こうした雇用情勢の悪化に対し、社説で対策を訴えたのは10日付読売「人手不足産業への転職円滑に」と11日付産経「雇用の安全網強化を急げ」の2紙。特に読売は、日銀短観(全国企業短期経済観測調査)についての論評をも掲載(7日付)し、その中で「雇用の悪化に拍車をかけかねない」状況を指摘していて、同紙の真摯(しんし)な姿勢が窺(うかが)えた。
菅義偉政権は、雇用対策中心の追加経済対策を盛り込んだ今年度第3次補正予算案を、来年1月の通常国会に提出する方向で調整に入った(本紙14日付報道など)から、読売らの論評は実にタイムリーで時宜を得たものと言える。
まず、読売の「人手不足…」は、休業手当の一部を助成する雇用調整助成金を手厚くする特例措置が、非正規労働者も対象にしていて失業の増加に歯止めをかけていると評価。ただ、政府はこの特例措置を年明け以降、段階的に縮小する方向なのだが、同紙は「雇用情勢によっては、延長を検討すべきではないか」と再考を促す。妥当な提案である。
短観の論評でも記していたが、コロナ禍の収束が見通せず、企業の業績低迷が長引けば雇用の維持が困難になる恐れがある。
このため、同紙は「今後は、仮に失業したとしても、新たな仕事を見つけやすくするための施策に力を入れることが大切である」と強調する。
確かに尤(もっと)な主張で、人手の足りない業種や成長産業への労働移動をいかに円滑に進めるかである。
同紙は現状の公共職業訓練が、建設分野の技能育成などに偏っているのは物足りないとして、「様々な業種のIT化やデジタル化に対応した講座を増やし、企業や求職者のニーズに応えてもらいたい」としたが、その通りである。
◆安全網の強化求める
産経の「雇用の…」も、雇用調整助成金の特例については、読売と同様、「再延長も含め、雇用悪化が深刻化する事態に備えねばならない」と訴える。

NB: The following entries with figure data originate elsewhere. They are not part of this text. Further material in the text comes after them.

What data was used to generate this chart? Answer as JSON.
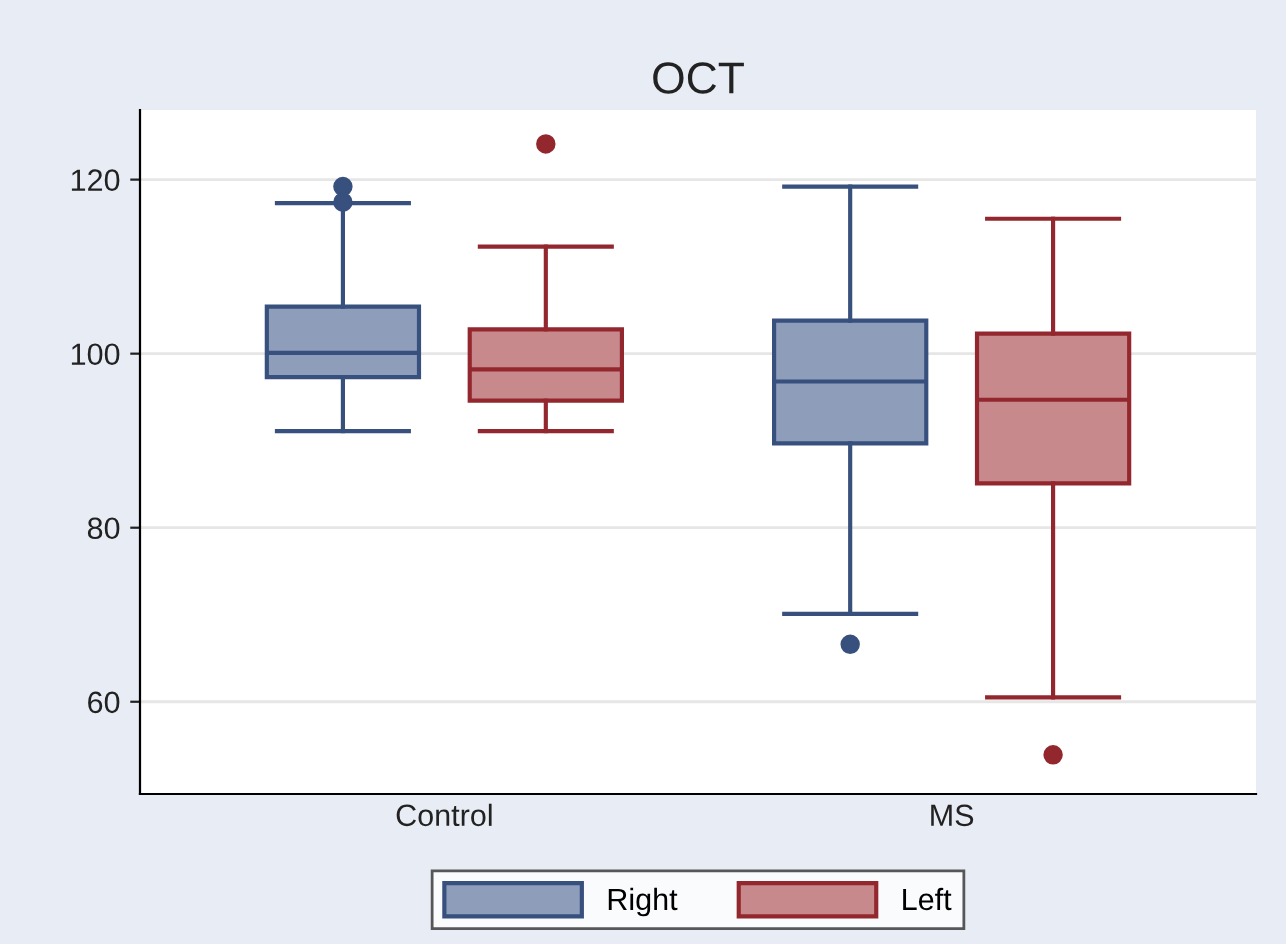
{
  "chart_data": {
    "type": "box",
    "title": "OCT",
    "categories": [
      "Control",
      "MS"
    ],
    "ylim": [
      49.4,
      128
    ],
    "yticks": [
      60,
      80,
      100,
      120
    ],
    "grid": "y",
    "legend": "bottom",
    "series": [
      {
        "name": "Right",
        "color": "#8d9dba",
        "boxes": [
          {
            "low": 91.1,
            "q1": 97.3,
            "median": 100.1,
            "q3": 105.4,
            "high": 117.3,
            "outliers": [
              119.2,
              117.4
            ]
          },
          {
            "low": 70.1,
            "q1": 89.7,
            "median": 96.8,
            "q3": 103.8,
            "high": 119.2,
            "outliers": [
              66.6
            ]
          }
        ]
      },
      {
        "name": "Left",
        "color": "#c8898d",
        "boxes": [
          {
            "low": 91.1,
            "q1": 94.6,
            "median": 98.2,
            "q3": 102.8,
            "high": 112.3,
            "outliers": [
              124.1
            ]
          },
          {
            "low": 60.5,
            "q1": 85.1,
            "median": 94.7,
            "q3": 102.3,
            "high": 115.5,
            "outliers": [
              53.9
            ]
          }
        ]
      }
    ]
  }
}
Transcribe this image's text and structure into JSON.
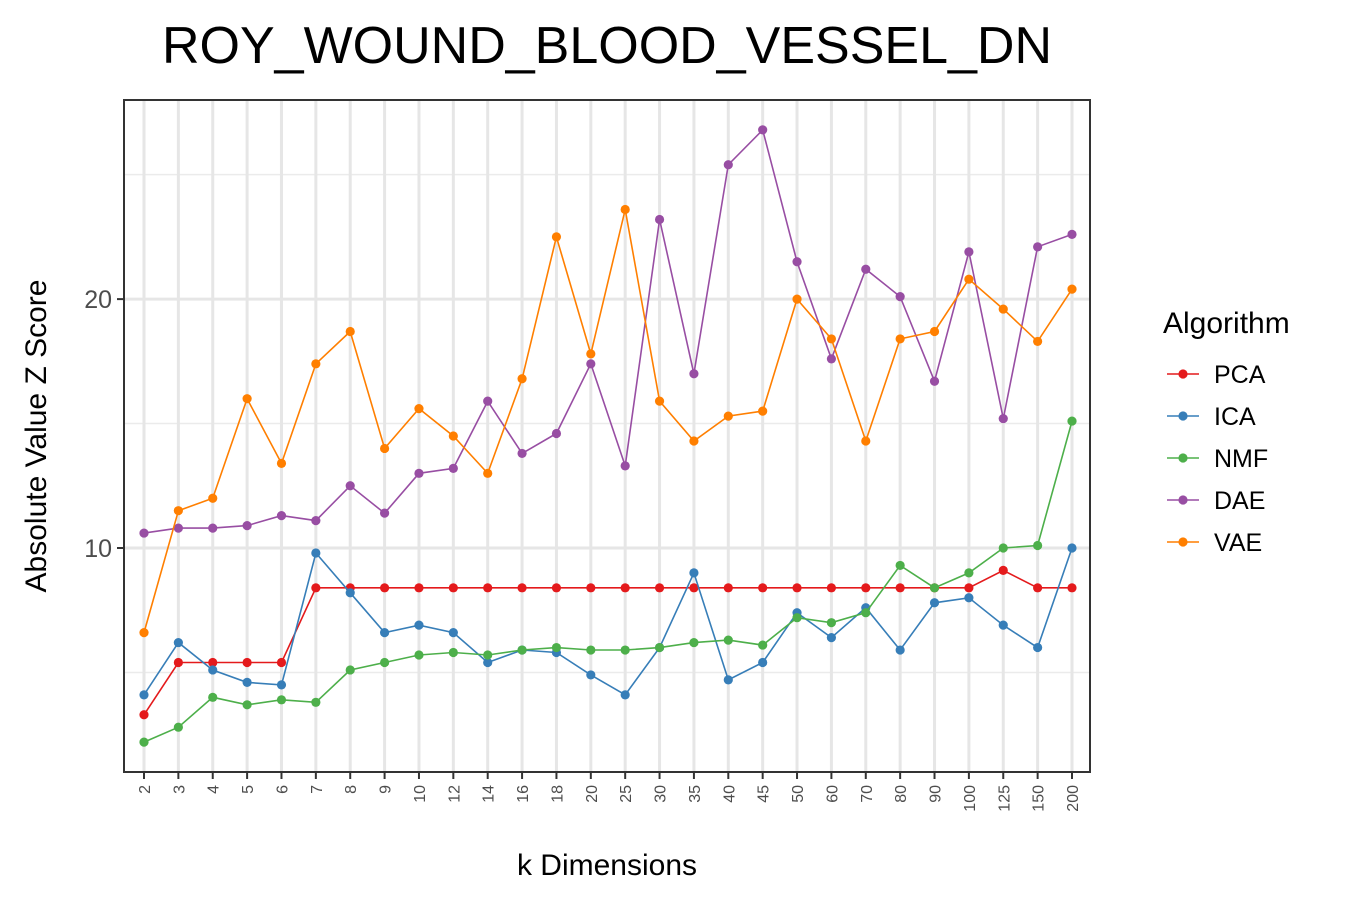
{
  "chart_data": {
    "type": "line",
    "title": "ROY_WOUND_BLOOD_VESSEL_DN",
    "xlabel": "k Dimensions",
    "ylabel": "Absolute Value Z Score",
    "categories": [
      "2",
      "3",
      "4",
      "5",
      "6",
      "7",
      "8",
      "9",
      "10",
      "12",
      "14",
      "16",
      "18",
      "20",
      "25",
      "30",
      "35",
      "40",
      "45",
      "50",
      "60",
      "70",
      "80",
      "90",
      "100",
      "125",
      "150",
      "200"
    ],
    "ylim": [
      1.0,
      28.0
    ],
    "y_ticks": [
      10,
      20
    ],
    "y_tick_labels": [
      "10",
      "20"
    ],
    "grid": true,
    "legend_position": "right",
    "legend_title": "Algorithm",
    "series": [
      {
        "name": "PCA",
        "color": "#e41a1c",
        "values": [
          3.3,
          5.4,
          5.4,
          5.4,
          5.4,
          8.4,
          8.4,
          8.4,
          8.4,
          8.4,
          8.4,
          8.4,
          8.4,
          8.4,
          8.4,
          8.4,
          8.4,
          8.4,
          8.4,
          8.4,
          8.4,
          8.4,
          8.4,
          8.4,
          8.4,
          9.1,
          8.4,
          8.4
        ]
      },
      {
        "name": "ICA",
        "color": "#377eb8",
        "values": [
          4.1,
          6.2,
          5.1,
          4.6,
          4.5,
          9.8,
          8.2,
          6.6,
          6.9,
          6.6,
          5.4,
          5.9,
          5.8,
          4.9,
          4.1,
          6.0,
          9.0,
          4.7,
          5.4,
          7.4,
          6.4,
          7.6,
          5.9,
          7.8,
          8.0,
          6.9,
          6.0,
          10.0
        ]
      },
      {
        "name": "NMF",
        "color": "#4daf4a",
        "values": [
          2.2,
          2.8,
          4.0,
          3.7,
          3.9,
          3.8,
          5.1,
          5.4,
          5.7,
          5.8,
          5.7,
          5.9,
          6.0,
          5.9,
          5.9,
          6.0,
          6.2,
          6.3,
          6.1,
          7.2,
          7.0,
          7.4,
          9.3,
          8.4,
          9.0,
          10.0,
          10.1,
          15.1
        ]
      },
      {
        "name": "DAE",
        "color": "#984ea3",
        "values": [
          10.6,
          10.8,
          10.8,
          10.9,
          11.3,
          11.1,
          12.5,
          11.4,
          13.0,
          13.2,
          15.9,
          13.8,
          14.6,
          17.4,
          13.3,
          23.2,
          17.0,
          25.4,
          26.8,
          21.5,
          17.6,
          21.2,
          20.1,
          16.7,
          21.9,
          15.2,
          22.1,
          22.6
        ]
      },
      {
        "name": "VAE",
        "color": "#ff7f00",
        "values": [
          6.6,
          11.5,
          12.0,
          16.0,
          13.4,
          17.4,
          18.7,
          14.0,
          15.6,
          14.5,
          13.0,
          16.8,
          22.5,
          17.8,
          23.6,
          15.9,
          14.3,
          15.3,
          15.5,
          20.0,
          18.4,
          14.3,
          18.4,
          18.7,
          20.8,
          19.6,
          18.3,
          20.4
        ]
      }
    ]
  }
}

同紙がこのように訴えるのも、前述したように、解雇や雇い止めが6万3000人に上り、業種別では製造業に続いて飲食業でも1万人を超えるなど、雇用調整の動きが幅広い業種に広がりつつあるからである。だからこそ、特例の再延長など「雇用の安全網を強化すべき」「財源の確保も必要に応じて急がねばならない」というわけである。
短観の論評では、読売のほかに日経(2日付)と本紙(3日付)が掲載した。3紙とも景況感の悪化に歯止めはかかったものの、「改善は小幅で、企業は先行きに確信を持てずにいる。政府・日銀はコロナ禍の影響にも目配りしながら景気の回復を着実に支えてほしい」(日経)、「景気を着実な回復に導くには、国による支援の継続が不可欠だ」(読売)などと訴えた。
本紙は経常利益見通しの悪化から、内需の柱の一つである設備投資が全規模全産業で前年度比マイナスとなるなど景気回復にブレーキになりそうなことのほか、雇用面でも人手の過剰感を示す指数が大企業、中小企業の全産業で上昇しているとして「雇用環境悪化への懸念もくすぶる」と指摘していた。
◆左派系紙の論評なし
今回、失業率悪化といい短観といい、いずれも国民の生活に直接関わる問題での論評を掲載したのは、保守系紙ばかりである。左派系紙の最近の社説は、もっぱら学術会議問題や「Go To」事業での政府批判に関心が注がれている。日頃、国民の関心の高い景気や生活に関する問題は二の次のようである。